49La deuxième phase de la cérémonie se déroula ensuite devant le monument Leclerc, sur la Place du Gouvernement où l’ambassadeur de France, après les différents hymnes et avant le dépôt de la gerbe en compagnie du gouverneur de la Région, lu le message du ministre français des Armées, et de la secrétaire d’État auprès du ministre des Armées, chargée des Anciens combattants et de la Mémoire. A l’exception de cette lecture, le rituel de ce 8 mai 2024 ressemblait en tous points à la cérémonie de l’Armistice qui se déroule devant le monument tous les 11 novembre, toujours à l’initiative des autorités françaises. Comme le pressentait Marc Michel il y a un quart de siècle, « la mémoire de Leclerc en Afrique noire, même au Cameroun, [risque] de n’être plus qu’un souvenir français »55.
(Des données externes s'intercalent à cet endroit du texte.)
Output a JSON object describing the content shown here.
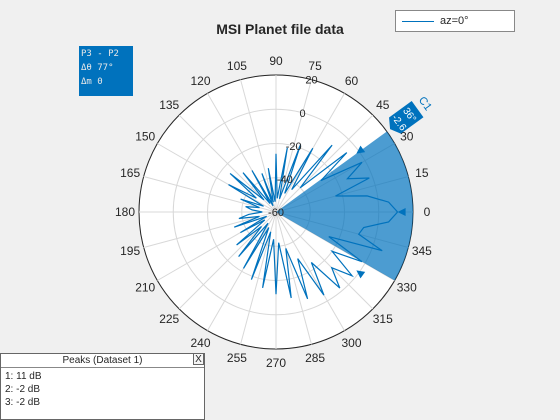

50La fin de la Première Guerre mondiale, qui pourtant a changé le destin du Cameroun en le faisant basculer dans le giron de la France et de la Grande Bretagne, tout comme l’épopée des Camerounais de la Colone Leclerc, semblent ne pas constituer des repères historiques majeurs pour les pouvoirs publics et les populations. L’analyse des façons quotidiennes de se représenter la présence dans l’espace public d’édifices coloniaux montre que de nombreux Camerounais continuent de les regarder sans y voir un intérêt, en les considérant comme la propriété des Français, voire en en ignorant existence. Un Camerounais quarantenaire croisé à Bonanjo commentait ainsi la présence (absente) de la statue de Leclerc à Bonanjo :

Je fréquente ce quartier depuis plus de 20 ans. J’y viens régulièrement pour signer des documents. Mais j’avoue que ce n’est que lorsque Mboua et André Blaise [Mboua Massock et André Blaise Essama] ont commencé à attaquer Leclerc que j’ai su qu’il y avait un monument à cet endroit. Et pourtant j’apprends qu’il date de très longtemps. Il ne nous intéresse pas. Quand la place sera occupée par un héros camerounais, nous viendrons l’admirer.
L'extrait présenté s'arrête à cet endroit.